My motivation was finding my hubby in an online affair. (though he swears it wasn't an affair). He was ready to leave, his biggest points, the fact that I didn't take care of myself anymore. That I had gained a buttload of weight and sat at night doing nothing but eating and gaining even more. That I didn't wear my makeup and that I didn't care what I looked like. That was mid October. I had lost 30 lbs already but was putting back on what I had lost cuz as usual I had quit trying again. So then I got serious, real serious. I have now lost another 30 some lbs., dropped several clothing sizes. He is now snuggling again.
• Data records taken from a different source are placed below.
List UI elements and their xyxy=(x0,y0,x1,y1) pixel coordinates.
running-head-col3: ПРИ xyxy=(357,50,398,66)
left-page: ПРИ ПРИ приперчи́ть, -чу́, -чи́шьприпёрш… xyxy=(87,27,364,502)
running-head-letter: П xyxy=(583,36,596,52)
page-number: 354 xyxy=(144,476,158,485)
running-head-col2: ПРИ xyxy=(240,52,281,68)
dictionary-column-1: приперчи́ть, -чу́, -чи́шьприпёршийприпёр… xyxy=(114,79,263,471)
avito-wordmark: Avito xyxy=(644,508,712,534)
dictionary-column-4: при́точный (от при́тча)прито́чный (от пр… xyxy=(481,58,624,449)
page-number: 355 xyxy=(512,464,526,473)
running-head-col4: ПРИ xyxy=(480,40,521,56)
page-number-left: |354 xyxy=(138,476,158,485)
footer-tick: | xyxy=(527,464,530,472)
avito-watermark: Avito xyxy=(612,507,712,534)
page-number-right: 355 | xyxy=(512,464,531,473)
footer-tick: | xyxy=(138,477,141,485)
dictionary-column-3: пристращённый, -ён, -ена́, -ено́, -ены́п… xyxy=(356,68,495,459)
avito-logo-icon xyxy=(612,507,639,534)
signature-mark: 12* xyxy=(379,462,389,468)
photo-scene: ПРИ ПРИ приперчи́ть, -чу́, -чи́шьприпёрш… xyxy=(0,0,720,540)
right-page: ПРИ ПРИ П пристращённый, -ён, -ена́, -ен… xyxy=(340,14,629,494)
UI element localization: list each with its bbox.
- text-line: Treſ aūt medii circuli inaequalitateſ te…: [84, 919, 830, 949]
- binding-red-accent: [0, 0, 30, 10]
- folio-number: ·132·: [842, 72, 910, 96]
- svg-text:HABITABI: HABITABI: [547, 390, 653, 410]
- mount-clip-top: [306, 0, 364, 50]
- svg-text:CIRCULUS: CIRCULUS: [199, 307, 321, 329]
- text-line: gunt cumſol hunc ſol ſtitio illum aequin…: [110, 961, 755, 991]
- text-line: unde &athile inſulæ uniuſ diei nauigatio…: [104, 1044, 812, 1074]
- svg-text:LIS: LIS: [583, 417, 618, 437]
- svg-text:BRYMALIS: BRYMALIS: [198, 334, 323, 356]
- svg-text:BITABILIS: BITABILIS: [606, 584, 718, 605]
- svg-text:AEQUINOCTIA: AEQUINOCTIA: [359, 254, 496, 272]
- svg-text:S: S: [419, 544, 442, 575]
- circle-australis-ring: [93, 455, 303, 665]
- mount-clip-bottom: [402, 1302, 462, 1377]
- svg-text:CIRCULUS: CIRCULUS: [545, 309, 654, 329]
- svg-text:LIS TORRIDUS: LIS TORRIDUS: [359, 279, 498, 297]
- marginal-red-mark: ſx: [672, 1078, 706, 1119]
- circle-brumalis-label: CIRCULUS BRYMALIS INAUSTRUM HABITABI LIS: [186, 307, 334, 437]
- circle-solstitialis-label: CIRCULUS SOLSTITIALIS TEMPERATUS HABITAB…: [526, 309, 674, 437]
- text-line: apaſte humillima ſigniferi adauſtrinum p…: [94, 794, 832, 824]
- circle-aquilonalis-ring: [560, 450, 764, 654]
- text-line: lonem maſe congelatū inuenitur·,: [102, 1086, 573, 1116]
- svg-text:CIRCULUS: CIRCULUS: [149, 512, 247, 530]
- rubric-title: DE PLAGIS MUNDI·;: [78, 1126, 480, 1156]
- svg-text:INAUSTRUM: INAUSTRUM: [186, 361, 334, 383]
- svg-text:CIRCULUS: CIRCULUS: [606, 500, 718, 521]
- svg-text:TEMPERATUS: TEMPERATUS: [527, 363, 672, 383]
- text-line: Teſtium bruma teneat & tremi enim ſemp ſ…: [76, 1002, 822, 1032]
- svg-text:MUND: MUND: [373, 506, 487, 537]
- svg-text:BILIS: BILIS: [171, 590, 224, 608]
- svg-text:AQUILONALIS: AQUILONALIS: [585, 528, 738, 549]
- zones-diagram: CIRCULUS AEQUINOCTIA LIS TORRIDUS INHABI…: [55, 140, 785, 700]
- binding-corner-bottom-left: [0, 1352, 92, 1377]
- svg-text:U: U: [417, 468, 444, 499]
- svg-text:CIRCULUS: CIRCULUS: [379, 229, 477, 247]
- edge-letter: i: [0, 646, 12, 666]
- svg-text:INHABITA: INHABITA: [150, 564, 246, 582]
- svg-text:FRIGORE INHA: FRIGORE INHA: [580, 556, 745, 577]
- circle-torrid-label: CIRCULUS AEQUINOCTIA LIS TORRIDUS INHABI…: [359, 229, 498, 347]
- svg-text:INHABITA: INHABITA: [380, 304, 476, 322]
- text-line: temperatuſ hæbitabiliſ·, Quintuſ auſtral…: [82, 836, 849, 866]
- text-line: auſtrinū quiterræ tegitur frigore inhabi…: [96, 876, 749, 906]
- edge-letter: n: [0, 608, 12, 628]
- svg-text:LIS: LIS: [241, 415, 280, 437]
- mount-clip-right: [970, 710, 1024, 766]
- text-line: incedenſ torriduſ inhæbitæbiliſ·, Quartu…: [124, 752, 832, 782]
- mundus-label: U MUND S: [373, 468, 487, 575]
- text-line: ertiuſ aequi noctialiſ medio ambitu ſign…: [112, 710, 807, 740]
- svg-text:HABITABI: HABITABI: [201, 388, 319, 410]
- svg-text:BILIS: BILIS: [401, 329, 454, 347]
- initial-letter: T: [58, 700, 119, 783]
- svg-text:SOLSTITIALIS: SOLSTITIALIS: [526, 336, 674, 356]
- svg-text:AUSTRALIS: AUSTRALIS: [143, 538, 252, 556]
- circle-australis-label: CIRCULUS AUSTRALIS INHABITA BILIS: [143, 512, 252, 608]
Loving buying me new clothes. After I drop the next 4lbs I get my first tattoo. He even got me a sapphire necklace for Christmas. I'm dealing with my depression through therapy and medication (by the way the depression was part of the reason for the weight gain). We are dealing with our marriage and at this time there isn't another woman online. I should tell you too that his little online thing turned out to be a scam. It got figured out when she had started asking for money. I do know that she wasn't the first online fling, but he isn't aware that I know that. I also know that it hasn't been a constant and continous thing. There have only been 2 that even his best friend is aware of. The dh is 42 and for the past couple of years he has not dealt with life well. I believe he has been going through his own midlife crisis. These women were telling him what he wanted to and needed to hear. He doesn't admit that either but I have my ways of finding things out. He even got a motorcycle almost a year ago. (he has ridden for years, though he hasn't had one and been able to ride in a long time.)
What I have to remember is that they weren't good enough for him to actually leave me, and as much as finding out hurt now we are dealing with the issues in our marriage and are actually working on our marriage. I am working on me. He will have to work on him. And no ladies, it wasn't a sexual thing. We are finding ways to reconnect. Motorcycles are becoming a part of that. I am learning to ride and getting my own and we are planning on going to a bike rally in September.
Last edited by wannabsexy : 01-08-2007 at 06:47 AM.